New behavior – Chopping and Changing

How many times have you changed your ISP / Phone Provider in the past year? and your insurer, health insurance provider, energy company etc? Me? not once. and I won’t. why? well, I worked out that all the time spent mucking around with different providers only costs me money when I have to join and lose my waiting period, no claims bonus, voicemail settings, email address, and continuous power without dirty feed and brownouts, and i was better off with the old provider…

There was a recent article regarding TPG, and an excess charge. The deal sounded, to me, to be too good to be true,  and guess what? it was. I have spoken to Telstra when i have a problem, and they have sorted it out for me. I am upfront when I explain that payday is next week, and they have waived the admin fee for me. the datapack plan I am on is tailored for an iphone, my voice calls are set up to minimise costs, my home phone, my internet and mobile are all bundled….

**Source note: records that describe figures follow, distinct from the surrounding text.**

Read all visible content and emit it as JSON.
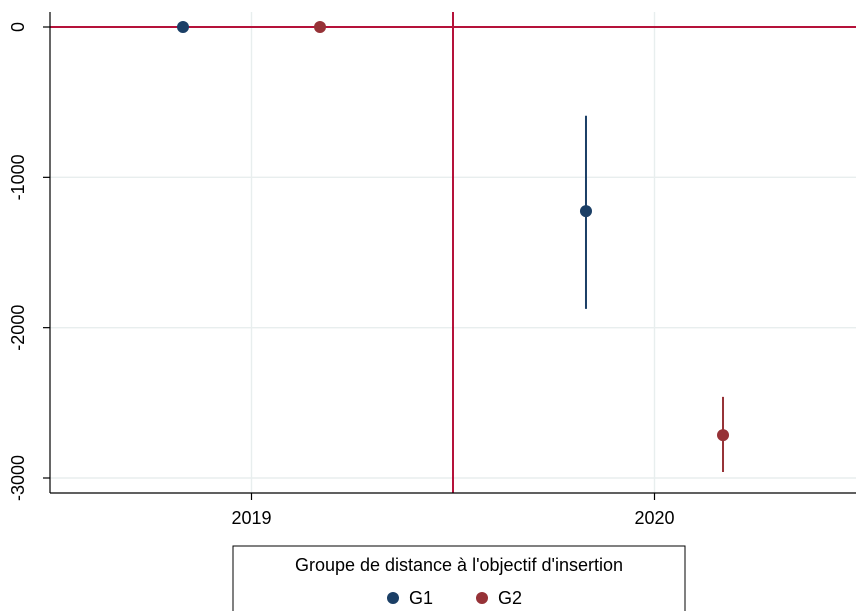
{
  "chart_data": {
    "type": "scatter",
    "title": "",
    "xlabel": "",
    "ylabel": "",
    "x_ticks": [
      "2019",
      "2020"
    ],
    "y_ticks": [
      0,
      -1000,
      -2000,
      -3000
    ],
    "y_tick_labels": [
      "0",
      "-1000",
      "-2000",
      "-3000"
    ],
    "ylim": [
      -3100,
      100
    ],
    "xlim": [
      2018.5,
      2020.5
    ],
    "grid": true,
    "reference_lines": {
      "horizontal_y": 0,
      "vertical_x": 2019.5,
      "color": "#b5123a"
    },
    "legend": {
      "title": "Groupe de distance à l'objectif d'insertion",
      "placement": "bottom-center",
      "entries": [
        {
          "label": "G1",
          "color": "#1b3f66"
        },
        {
          "label": "G2",
          "color": "#963237"
        }
      ]
    },
    "series": [
      {
        "name": "G1",
        "color": "#1b3f66",
        "points": [
          {
            "x": 2018.83,
            "y": 0,
            "ci_low": null,
            "ci_high": null
          },
          {
            "x": 2019.83,
            "y": -1225,
            "ci_low": -1875,
            "ci_high": -590
          }
        ]
      },
      {
        "name": "G2",
        "color": "#963237",
        "points": [
          {
            "x": 2019.17,
            "y": 0,
            "ci_low": null,
            "ci_high": null
          },
          {
            "x": 2020.17,
            "y": -2715,
            "ci_low": -2960,
            "ci_high": -2460
          }
        ]
      }
    ]
  }
}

This seems to be the same with the ICT industry, but it is far, far worse. A new player comes into the market, and starts making noise. They usually come from Sydney, and they approach the Canberra market as if they are back in Sydney – customer service isn’t the main focus, they try to buy the business. This is usually the case when they aren’t employing locals, and the rot sets in straight away. They gain business, new clients leaping on board, and they run their pricing really, really low. This goes on for a while, till Sydney Head office says “why are you running so low on margins?” and then the new player finds that, as they raise their prices, the clients start jumping back to the old resellers – and the old resellers can afford to cut their margins slightly, but not so they cut their own throats…

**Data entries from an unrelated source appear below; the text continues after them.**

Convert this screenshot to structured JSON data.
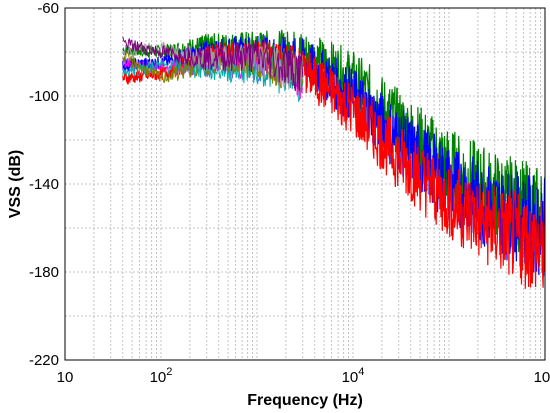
{
  "chart_data": {
    "type": "line",
    "title": "",
    "xlabel": "Frequency (Hz)",
    "ylabel": "VSS (dB)",
    "x_scale": "log",
    "xlim": [
      10,
      1000000
    ],
    "ylim": [
      -220,
      -60
    ],
    "x_ticks": [
      {
        "value": 10,
        "base": "10",
        "exp": ""
      },
      {
        "value": 100,
        "base": "10",
        "exp": "2"
      },
      {
        "value": 10000,
        "base": "10",
        "exp": "4"
      },
      {
        "value": 1000000,
        "base": "10",
        "exp": "6"
      }
    ],
    "y_ticks": [
      -60,
      -100,
      -140,
      -180,
      -220
    ],
    "grid": true,
    "legend": "none",
    "series": [
      {
        "color": "#008000",
        "values": [
          [
            40,
            -79
          ],
          [
            100,
            -80
          ],
          [
            300,
            -77
          ],
          [
            1000,
            -78
          ],
          [
            3000,
            -80
          ],
          [
            10000,
            -92
          ],
          [
            30000,
            -112
          ],
          [
            100000,
            -132
          ],
          [
            300000,
            -145
          ],
          [
            1000000,
            -155
          ]
        ]
      },
      {
        "color": "#0000ff",
        "values": [
          [
            40,
            -86
          ],
          [
            100,
            -85
          ],
          [
            300,
            -80
          ],
          [
            1000,
            -80
          ],
          [
            3000,
            -84
          ],
          [
            10000,
            -100
          ],
          [
            30000,
            -120
          ],
          [
            100000,
            -140
          ],
          [
            300000,
            -152
          ],
          [
            1000000,
            -160
          ]
        ]
      },
      {
        "color": "#ff0000",
        "values": [
          [
            40,
            -92
          ],
          [
            100,
            -90
          ],
          [
            300,
            -82
          ],
          [
            1000,
            -82
          ],
          [
            3000,
            -88
          ],
          [
            10000,
            -106
          ],
          [
            30000,
            -128
          ],
          [
            100000,
            -148
          ],
          [
            300000,
            -160
          ],
          [
            1000000,
            -170
          ]
        ]
      },
      {
        "color": "#ff00ff",
        "values": [
          [
            40,
            -85
          ],
          [
            100,
            -87
          ],
          [
            300,
            -86
          ],
          [
            1000,
            -85
          ],
          [
            3000,
            -92
          ]
        ]
      },
      {
        "color": "#00b0b0",
        "values": [
          [
            40,
            -89
          ],
          [
            100,
            -86
          ],
          [
            300,
            -88
          ],
          [
            1000,
            -87
          ],
          [
            3000,
            -93
          ]
        ]
      },
      {
        "color": "#808000",
        "values": [
          [
            40,
            -82
          ],
          [
            100,
            -92
          ],
          [
            300,
            -85
          ],
          [
            1000,
            -84
          ],
          [
            3000,
            -90
          ]
        ]
      },
      {
        "color": "#a0a0a0",
        "values": [
          [
            40,
            -80
          ],
          [
            100,
            -78
          ],
          [
            300,
            -84
          ],
          [
            1000,
            -83
          ],
          [
            3000,
            -90
          ]
        ]
      },
      {
        "color": "#800080",
        "values": [
          [
            40,
            -76
          ],
          [
            100,
            -80
          ],
          [
            300,
            -83
          ],
          [
            1000,
            -82
          ],
          [
            3000,
            -89
          ]
        ]
      }
    ]
  }
}
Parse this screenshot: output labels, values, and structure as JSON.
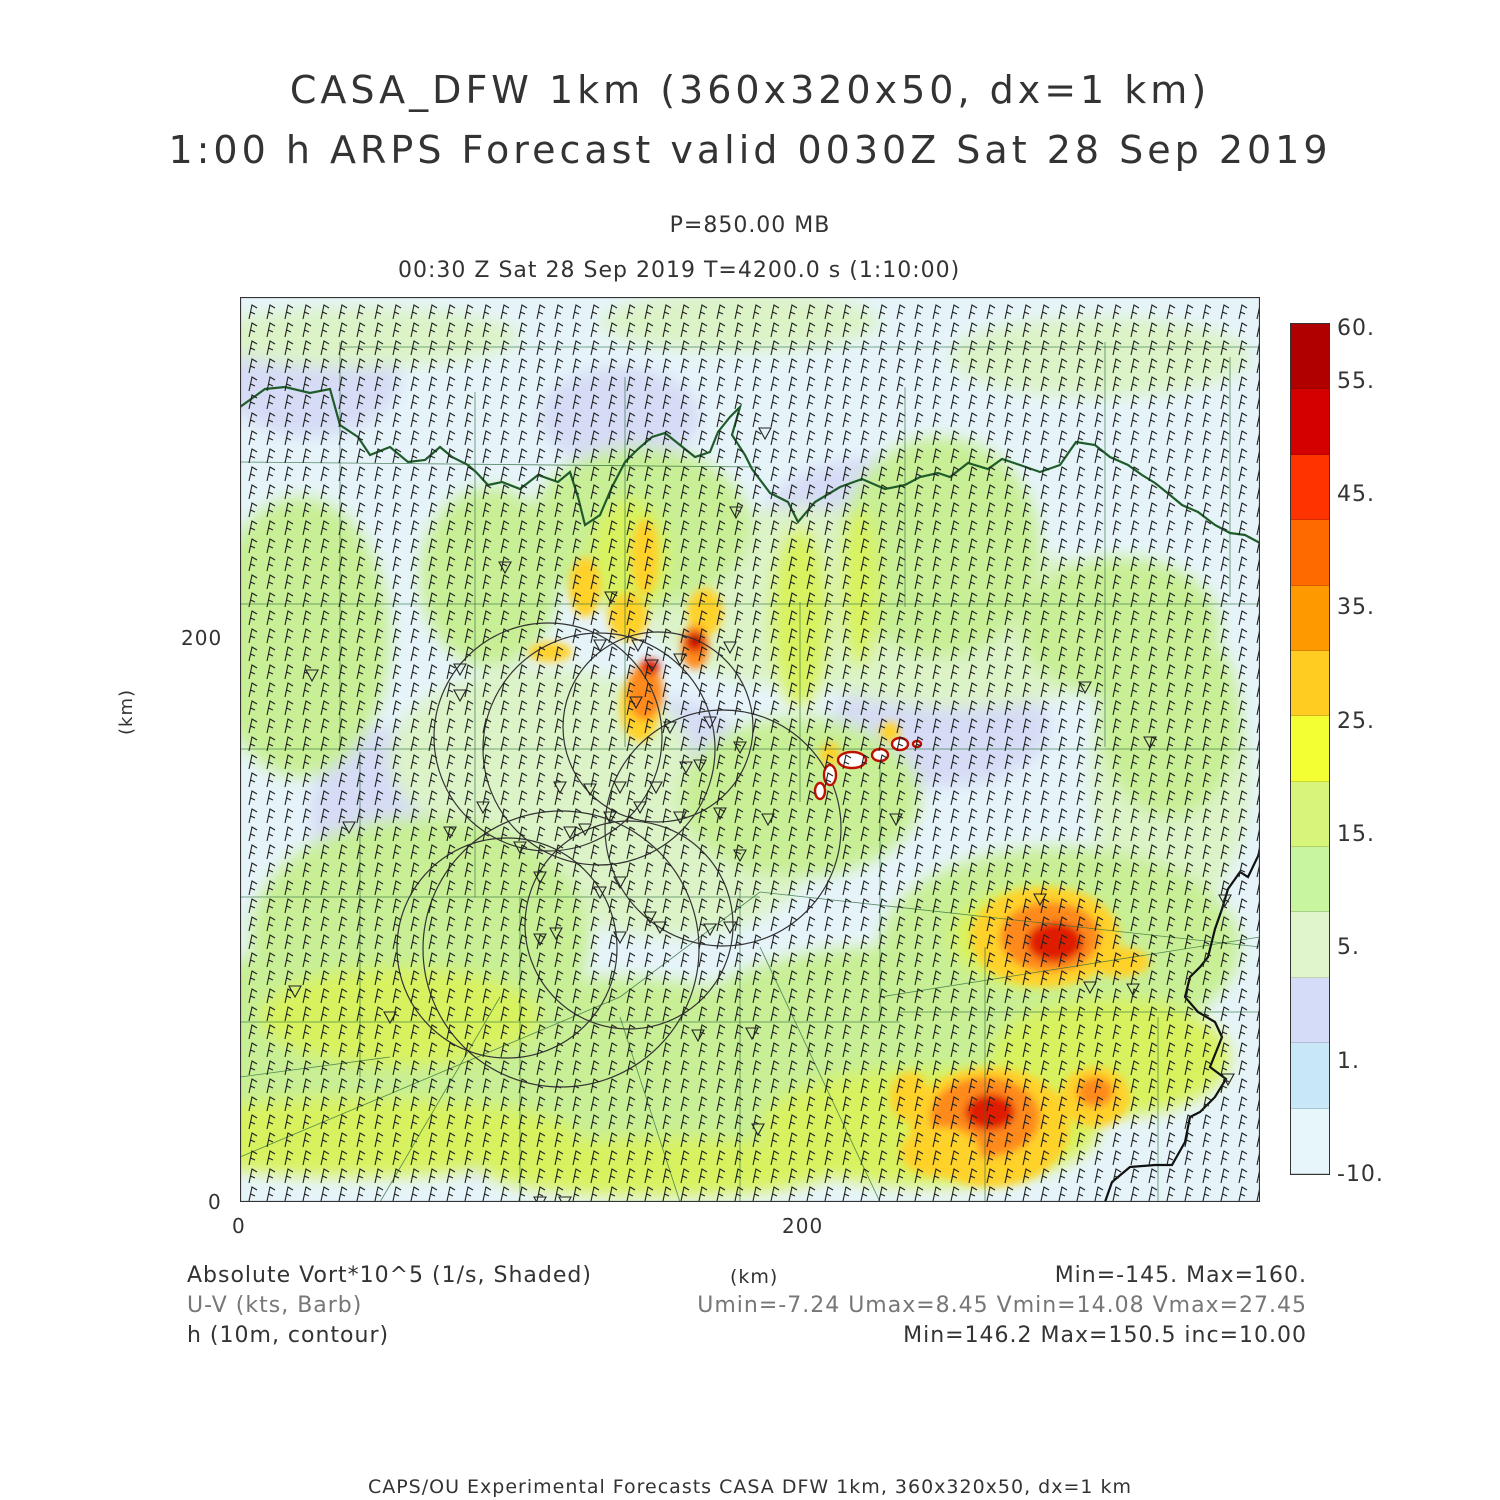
{
  "header": {
    "title_line1": "CASA_DFW 1km (360x320x50, dx=1 km)",
    "title_line2": "1:00 h ARPS Forecast valid 0030Z Sat 28 Sep 2019",
    "level": "P=850.00 MB",
    "valid_time": "00:30 Z Sat 28 Sep 2019    T=4200.0 s (1:10:00)"
  },
  "axes": {
    "x_label": "(km)",
    "y_label": "(km)",
    "x_ticks": [
      "0",
      "200"
    ],
    "y_ticks": [
      "0",
      "200"
    ]
  },
  "colorbar": {
    "labels": [
      "60.",
      "55.",
      "45.",
      "35.",
      "25.",
      "15.",
      "5.",
      "1.",
      "-10."
    ],
    "colors": [
      "#b00000",
      "#d40000",
      "#ff3300",
      "#ff6a00",
      "#ff9900",
      "#ffcc22",
      "#f4ff33",
      "#d6f57a",
      "#c8f5a0",
      "#e0f5cc",
      "#d4dcf7",
      "#c8e8f7",
      "#e6f6fb"
    ]
  },
  "legend": {
    "shaded": "Absolute Vort*10^5 (1/s, Shaded)",
    "barb": "U-V (kts, Barb)",
    "contour": "h (10m, contour)",
    "axis_unit": "(km)",
    "shaded_range": "Min=-145. Max=160.",
    "wind_range": "Umin=-7.24 Umax=8.45 Vmin=14.08 Vmax=27.45",
    "contour_range": "Min=146.2 Max=150.5 inc=10.00"
  },
  "footer": "CAPS/OU Experimental Forecasts  CASA DFW 1km, 360x320x50, dx=1 km",
  "map": {
    "colors": {
      "background": "#e6f4fa",
      "light_blue": "#d4e8f6",
      "lavender": "#d6dcf5",
      "pale_green": "#dcf3c8",
      "green": "#c8ef95",
      "yellow_green": "#d8f25e",
      "yellow": "#ffd22a",
      "orange": "#ff8a1a",
      "red": "#e01a00",
      "dark_red": "#b00000",
      "state_border": "#1f5c2a",
      "county_line": "#2f6e3e",
      "radar_ring": "#333333",
      "barb": "#222222"
    }
  }
}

Many clients give up on jumping between resellers. They stop looking at price as the main focus and concentrate on the important things – service, support, advice, and they stay where they are. So what does this do to the market? it stagnates. Resellers spend all their time fighting the price war, and lose the value add business. They don’t have any differentiation from the incumbent, they cannot hope to win the business without dropping profit.

There is a vicious cycle, and the only winner is the end user. Companies fold, leave and don’t come back. And the remaining resellers have to scrape to survive. If the focus is shifted from price to value, then the resellers can concentrate on doing their best for the clients, and the industry gets a chance to expand and breathe.